We asked our leaders to undertake a variety of different formal mindfulness exercises, guided by audio downloads, every day. In addition, we encouraged them to do informal mindfulness practices (such as those laid out by Rasmus Hougaard and Jacqueline Carter in their article earlier this year). Our research shows that leaders who practiced the formal mindfulness exercises for more than 10 minutes per day fared much better on our key measures than those who didn’t practice much or who relied on the informal practices alone.

The message is clear: If you want the benefits, you have to put in the time to practice.

There is a paradox here, of course. Time is the one thing most senior leaders don’t have in abundance and are least willing to give up.

So let’s put the time commitment in perspective. We know that senior executives spend an average of 1,060 minutes awake per day. And yet allocating just 10 minutes — less than 1% of their waking hours — to practicing mindfulness proves demanding for some and impossible for others.

Our research points to some of the challenges that get in the way. First, leaders seek out mindfulness as a solution to their crushing work pressures, their busy timetables, their multiple task lists — and yet it is precisely these things that then get in the way of their practice. In our research, “busyness” and a focus on what needed to be done in the short term was one of the most commonly cited reasons for lack of practice. The leaders who made real changes determinedly broke through that self-defeating cycle of pressure.

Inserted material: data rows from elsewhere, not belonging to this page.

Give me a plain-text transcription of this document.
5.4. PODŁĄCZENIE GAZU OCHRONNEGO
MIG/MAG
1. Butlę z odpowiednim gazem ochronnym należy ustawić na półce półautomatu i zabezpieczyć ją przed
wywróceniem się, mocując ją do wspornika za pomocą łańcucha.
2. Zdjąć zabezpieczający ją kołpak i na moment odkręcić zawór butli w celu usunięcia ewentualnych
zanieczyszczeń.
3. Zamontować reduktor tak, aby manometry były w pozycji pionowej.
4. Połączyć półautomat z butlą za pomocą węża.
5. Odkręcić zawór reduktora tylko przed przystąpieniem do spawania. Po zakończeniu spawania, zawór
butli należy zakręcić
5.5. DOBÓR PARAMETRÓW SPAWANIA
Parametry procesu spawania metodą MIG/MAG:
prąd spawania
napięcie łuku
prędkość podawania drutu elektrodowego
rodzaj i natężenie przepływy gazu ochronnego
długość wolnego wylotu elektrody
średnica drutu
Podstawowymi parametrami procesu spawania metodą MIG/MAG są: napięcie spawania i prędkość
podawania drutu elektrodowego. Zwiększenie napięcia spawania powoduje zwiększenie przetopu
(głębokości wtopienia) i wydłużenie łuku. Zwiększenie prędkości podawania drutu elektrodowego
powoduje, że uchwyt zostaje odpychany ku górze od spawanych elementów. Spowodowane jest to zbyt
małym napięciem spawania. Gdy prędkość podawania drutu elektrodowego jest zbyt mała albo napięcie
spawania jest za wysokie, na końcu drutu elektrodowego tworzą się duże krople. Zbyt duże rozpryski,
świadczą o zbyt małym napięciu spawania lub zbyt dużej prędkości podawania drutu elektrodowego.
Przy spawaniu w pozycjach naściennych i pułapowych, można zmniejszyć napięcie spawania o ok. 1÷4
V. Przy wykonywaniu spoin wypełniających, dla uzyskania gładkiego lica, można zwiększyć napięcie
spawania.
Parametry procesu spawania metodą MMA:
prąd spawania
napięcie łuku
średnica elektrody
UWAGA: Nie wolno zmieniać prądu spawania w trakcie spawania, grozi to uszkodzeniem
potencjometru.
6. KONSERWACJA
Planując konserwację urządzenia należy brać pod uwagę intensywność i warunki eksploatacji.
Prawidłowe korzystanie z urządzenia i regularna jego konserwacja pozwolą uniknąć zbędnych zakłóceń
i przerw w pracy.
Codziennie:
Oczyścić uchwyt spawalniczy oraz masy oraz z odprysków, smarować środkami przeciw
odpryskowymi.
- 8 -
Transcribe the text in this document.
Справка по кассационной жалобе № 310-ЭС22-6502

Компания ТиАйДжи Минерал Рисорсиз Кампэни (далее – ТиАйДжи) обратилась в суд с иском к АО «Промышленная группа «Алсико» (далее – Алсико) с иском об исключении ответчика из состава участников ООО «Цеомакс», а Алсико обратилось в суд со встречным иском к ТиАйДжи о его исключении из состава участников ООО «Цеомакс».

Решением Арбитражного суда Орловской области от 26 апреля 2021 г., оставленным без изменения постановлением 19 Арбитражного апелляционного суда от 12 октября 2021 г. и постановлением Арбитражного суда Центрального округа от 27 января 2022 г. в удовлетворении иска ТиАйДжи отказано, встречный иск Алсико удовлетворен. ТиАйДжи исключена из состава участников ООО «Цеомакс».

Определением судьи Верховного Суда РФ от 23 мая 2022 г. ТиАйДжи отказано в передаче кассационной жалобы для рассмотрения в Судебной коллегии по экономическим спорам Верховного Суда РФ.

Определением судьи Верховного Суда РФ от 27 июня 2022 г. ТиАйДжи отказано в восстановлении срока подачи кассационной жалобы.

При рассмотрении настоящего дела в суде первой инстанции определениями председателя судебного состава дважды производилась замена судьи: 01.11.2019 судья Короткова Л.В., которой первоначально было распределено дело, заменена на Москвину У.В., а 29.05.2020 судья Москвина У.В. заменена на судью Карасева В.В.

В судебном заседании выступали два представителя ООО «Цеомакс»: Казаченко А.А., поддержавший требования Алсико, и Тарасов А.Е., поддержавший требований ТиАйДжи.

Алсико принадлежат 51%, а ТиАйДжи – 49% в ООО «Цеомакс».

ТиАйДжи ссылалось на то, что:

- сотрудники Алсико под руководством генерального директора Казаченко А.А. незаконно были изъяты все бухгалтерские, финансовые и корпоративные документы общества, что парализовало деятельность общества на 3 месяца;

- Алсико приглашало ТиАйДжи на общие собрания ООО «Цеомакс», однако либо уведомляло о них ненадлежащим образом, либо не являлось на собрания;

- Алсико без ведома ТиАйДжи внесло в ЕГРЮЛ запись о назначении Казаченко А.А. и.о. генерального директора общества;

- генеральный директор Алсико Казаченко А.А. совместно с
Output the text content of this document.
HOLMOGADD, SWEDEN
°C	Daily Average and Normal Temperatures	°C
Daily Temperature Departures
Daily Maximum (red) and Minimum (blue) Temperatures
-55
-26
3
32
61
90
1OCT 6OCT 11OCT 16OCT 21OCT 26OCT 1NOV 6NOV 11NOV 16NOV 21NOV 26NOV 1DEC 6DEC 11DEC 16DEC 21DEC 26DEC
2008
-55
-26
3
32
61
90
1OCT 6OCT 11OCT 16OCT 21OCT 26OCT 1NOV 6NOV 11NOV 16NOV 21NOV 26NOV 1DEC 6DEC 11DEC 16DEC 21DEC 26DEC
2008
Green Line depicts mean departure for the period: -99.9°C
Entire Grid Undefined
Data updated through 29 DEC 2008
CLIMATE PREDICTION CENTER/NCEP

But we also found that the leaders frequently berated themselves for their lack of practice. They felt guilty and even anxious. One memorable quote from an exasperated leader was, “I’m stressed about this mindfulness!” As they piled pressure on themselves, some began to dislike practice and a few finally resisted altogether.

Leaders can rarely develop a new habit, including practicing mindfulness, without help and support from others. Some leaders in our research received generous encouragement from their partners and work colleagues. In moments when they might have given up, this support sustained them. Others were met with cynicism and in a few cases were even teased.

Fortunately, the research helped us more clearly understand the things that can help leaders practice. It isn’t surprising that they are related to the challenges above.

Our research suggests that if you want to develop a formal mindfulness practice, you should:

  • Think carefully about when you are most likely and able to practice, and then fit 10 minutes into your routine so that over time it becomes a habit. First thing in the morning works best for many. Listening to an audio exercise on your commute is popular and seems to set up the day well. Others find that the only time they can commit to is just before bed. This can work, but it can often initiate sleep before the exercise ends!
  • Set realistic expectations for your practice; expect your experience with developing a new habit to be turbulent. Mindfulness is not about getting rid of all thoughts — it is about noticing what thoughts are there. Don’t be surprised if some days your mind is busy, fretful, or even wildly unruly. When this is the case, practice curiosity and the art of allowing.
  • Notice times when you begin to be more mindful and acknowledge the impact this brings to you and others. Seeing the benefits in your practice is essential to continuing.
  • If you feel comfortable doing so, tell those closest to you at work and home that you are trying to build a mindfulness practice. Tell them how they can help and support you.
  • Connect with others who are interested in becoming more mindful. You can encourage and challenge each other to keep to the practice.

Just like becoming fitter, becoming more mindful involves training. That means you have to practice. Giving up 1% of your time is a small price to pay for the improvements that are on offer.